The operational impact of this vulnerability extends beyond simple information disclosure to encompass potential privilege escalation and data exfiltration scenarios. Attackers can leverage this weakness to bypass security restrictions that are supposed to prevent access to critical system resources such as configuration files, authentication data, and system logs. The vulnerability affects ImageMagick's core functionality where it processes digital images and handles various file formats, making it particularly dangerous in environments where the software processes untrusted input from users or external sources. Security policies that should protect against unauthorized file access become ineffective due to the premature evaluation of path strings. This issue particularly impacts web applications and services that utilize ImageMagick for image processing, as these systems often process user-uploaded content without proper sanitization of file paths. The vulnerability demonstrates a fundamental flaw in how path normalization and security policy enforcement interact within the software stack.

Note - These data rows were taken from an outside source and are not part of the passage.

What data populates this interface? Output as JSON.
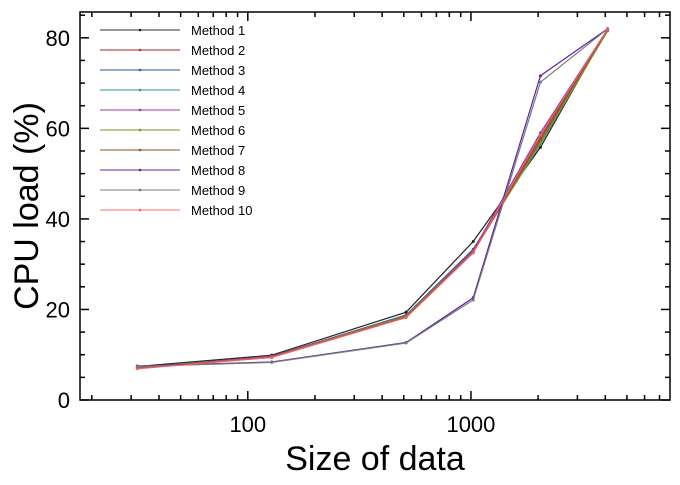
{
  "chart_data": {
    "type": "line",
    "title": "",
    "xlabel": "Size of data",
    "ylabel": "CPU load (%)",
    "xscale": "log",
    "xlim": [
      17.7,
      7800
    ],
    "ylim": [
      0,
      85.7
    ],
    "xticks": [
      {
        "value": 100,
        "label": "100"
      },
      {
        "value": 1000,
        "label": "1000"
      }
    ],
    "yticks": [
      {
        "value": 0,
        "label": "0"
      },
      {
        "value": 20,
        "label": "20"
      },
      {
        "value": 40,
        "label": "40"
      },
      {
        "value": 60,
        "label": "60"
      },
      {
        "value": 80,
        "label": "80"
      }
    ],
    "grid": false,
    "legend_position": "top-left",
    "x": [
      32,
      128,
      512,
      1024,
      2048,
      4096
    ],
    "series": [
      {
        "name": "Method 1",
        "color": "#222222",
        "legend_color": "#777777",
        "values": [
          7.4,
          9.9,
          19.4,
          35.0,
          55.8,
          82.0
        ]
      },
      {
        "name": "Method 2",
        "color": "#b03a3a",
        "legend_color": "#c07070",
        "values": [
          7.0,
          9.5,
          18.4,
          32.8,
          58.0,
          81.8
        ]
      },
      {
        "name": "Method 3",
        "color": "#2f5f9f",
        "legend_color": "#6f8fb5",
        "values": [
          7.2,
          9.6,
          18.8,
          33.3,
          57.0,
          81.8
        ]
      },
      {
        "name": "Method 4",
        "color": "#2a9a90",
        "legend_color": "#70bab5",
        "values": [
          7.2,
          9.6,
          18.7,
          33.0,
          56.5,
          81.6
        ]
      },
      {
        "name": "Method 5",
        "color": "#a030a8",
        "legend_color": "#c07ac0",
        "values": [
          7.1,
          9.7,
          18.6,
          33.0,
          59.0,
          81.9
        ]
      },
      {
        "name": "Method 6",
        "color": "#909020",
        "legend_color": "#b0b070",
        "values": [
          7.1,
          9.5,
          18.5,
          32.7,
          56.8,
          81.5
        ]
      },
      {
        "name": "Method 7",
        "color": "#8a5a2a",
        "legend_color": "#b08a6a",
        "values": [
          7.0,
          9.4,
          18.3,
          32.6,
          57.5,
          81.7
        ]
      },
      {
        "name": "Method 8",
        "color": "#6020a8",
        "legend_color": "#9a70c0",
        "values": [
          7.5,
          8.4,
          12.7,
          22.6,
          71.6,
          82.0
        ]
      },
      {
        "name": "Method 9",
        "color": "#777777",
        "legend_color": "#aaaaaa",
        "values": [
          7.4,
          8.3,
          12.6,
          22.1,
          70.2,
          82.0
        ]
      },
      {
        "name": "Method 10",
        "color": "#f06060",
        "legend_color": "#ffa0a0",
        "values": [
          6.9,
          9.4,
          18.2,
          32.5,
          58.5,
          81.9
        ]
      }
    ]
  }
}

The remediation approach for CVE-2026-25965 requires both immediate software updates to versions 7.1.2-15 and 6.9.13-40 where the path resolution and policy enforcement have been properly synchronized. However, administrators must also implement additional protective measures to ensure comprehensive security coverage. The fix addresses not only reading but also writing operations that could be exploited through similar path traversal techniques. Organizations should incorporate specific policy configurations that explicitly prevent both read and write operations on sensitive filesystem locations. The updated ImageMagick security policies now include default protections against these types of attacks, aligning with ATT&CK technique T1059 Command and Scripting Interpreter and T1566 Phishing with malicious file attachments. System administrators should review existing security policies and ensure that the updated policy files properly enforce both input validation and output sanitization. This vulnerability underscores the importance of proper path normalization in security-critical applications and demonstrates how seemingly minor implementation details can create significant security weaknesses. The fix ensures that path traversal attempts are properly detected and blocked at the filesystem resolution level rather than relying on premature policy matching that can be bypassed through path manipulation techniques.